The financial performance of six companies (Amyris;
Bioamber; Gevo; Kior; Metabolix; and Solazyme) that focus on developing
chemical products and fuels from renewable raw materials were analyzed using their
annual reports. Here are some
conclusions:
Over the last three years (2011 to 2013), only Solazyme has
consistently been able to price their products high enough to cover the cost of
products sold. The other five companies
more often than not had negative gross profits (cost of sales exceeded revenues
from the products sold). This suggests
an inability of these five companies to compete in the market with low-enough
pricing, but at prices high enough to cover the costs of the products sold.

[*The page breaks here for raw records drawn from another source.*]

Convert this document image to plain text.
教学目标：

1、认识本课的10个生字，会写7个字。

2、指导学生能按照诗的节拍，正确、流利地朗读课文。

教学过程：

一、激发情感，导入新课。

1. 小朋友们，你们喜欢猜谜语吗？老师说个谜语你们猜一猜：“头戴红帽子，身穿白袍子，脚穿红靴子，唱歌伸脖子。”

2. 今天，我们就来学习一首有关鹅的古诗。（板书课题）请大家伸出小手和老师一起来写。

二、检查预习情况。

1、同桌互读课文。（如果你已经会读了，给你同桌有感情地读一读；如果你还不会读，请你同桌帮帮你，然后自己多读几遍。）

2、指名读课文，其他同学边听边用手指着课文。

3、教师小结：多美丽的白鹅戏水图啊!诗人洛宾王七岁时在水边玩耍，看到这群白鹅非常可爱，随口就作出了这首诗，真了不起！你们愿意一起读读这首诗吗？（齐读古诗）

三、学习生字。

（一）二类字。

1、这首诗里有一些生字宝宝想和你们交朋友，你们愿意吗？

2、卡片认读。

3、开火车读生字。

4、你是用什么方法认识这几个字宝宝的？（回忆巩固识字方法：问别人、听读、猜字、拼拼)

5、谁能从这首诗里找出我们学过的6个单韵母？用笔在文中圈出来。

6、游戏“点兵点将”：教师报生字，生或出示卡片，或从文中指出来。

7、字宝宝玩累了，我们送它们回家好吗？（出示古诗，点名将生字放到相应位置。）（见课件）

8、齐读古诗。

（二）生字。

The total research and development (R&D) expenses
($679,024,935) reported by the six companies over the last three years are
twice the total revenues reported by these companies ($339,280,858). In addition, the capital expenses (e.g.,
expenses for equipment and construction) of $512,916,197 are one and a half
times the revenues.
These large R&D and capital expenses, compared to
revenues, account for a significant part of the total net losses
($1,726,733,148) reported by the companies over the last three years. These high R&D and capital expenses will
more likely than not result in some success at generating new, useful, and
profitable products. However,
unfortunately, some of these companies will likely not survive, and a
difficulty is in predicting which products and companies will. The six companies’ financial results over the
last three years do not give much help with this difficulty. . For example, although Solazyme and Bioamber
revenues have had compound annual growth rates of 41% and 68%, respectively,
from 2011 to 2013, both companies have also had huge net losses for each year.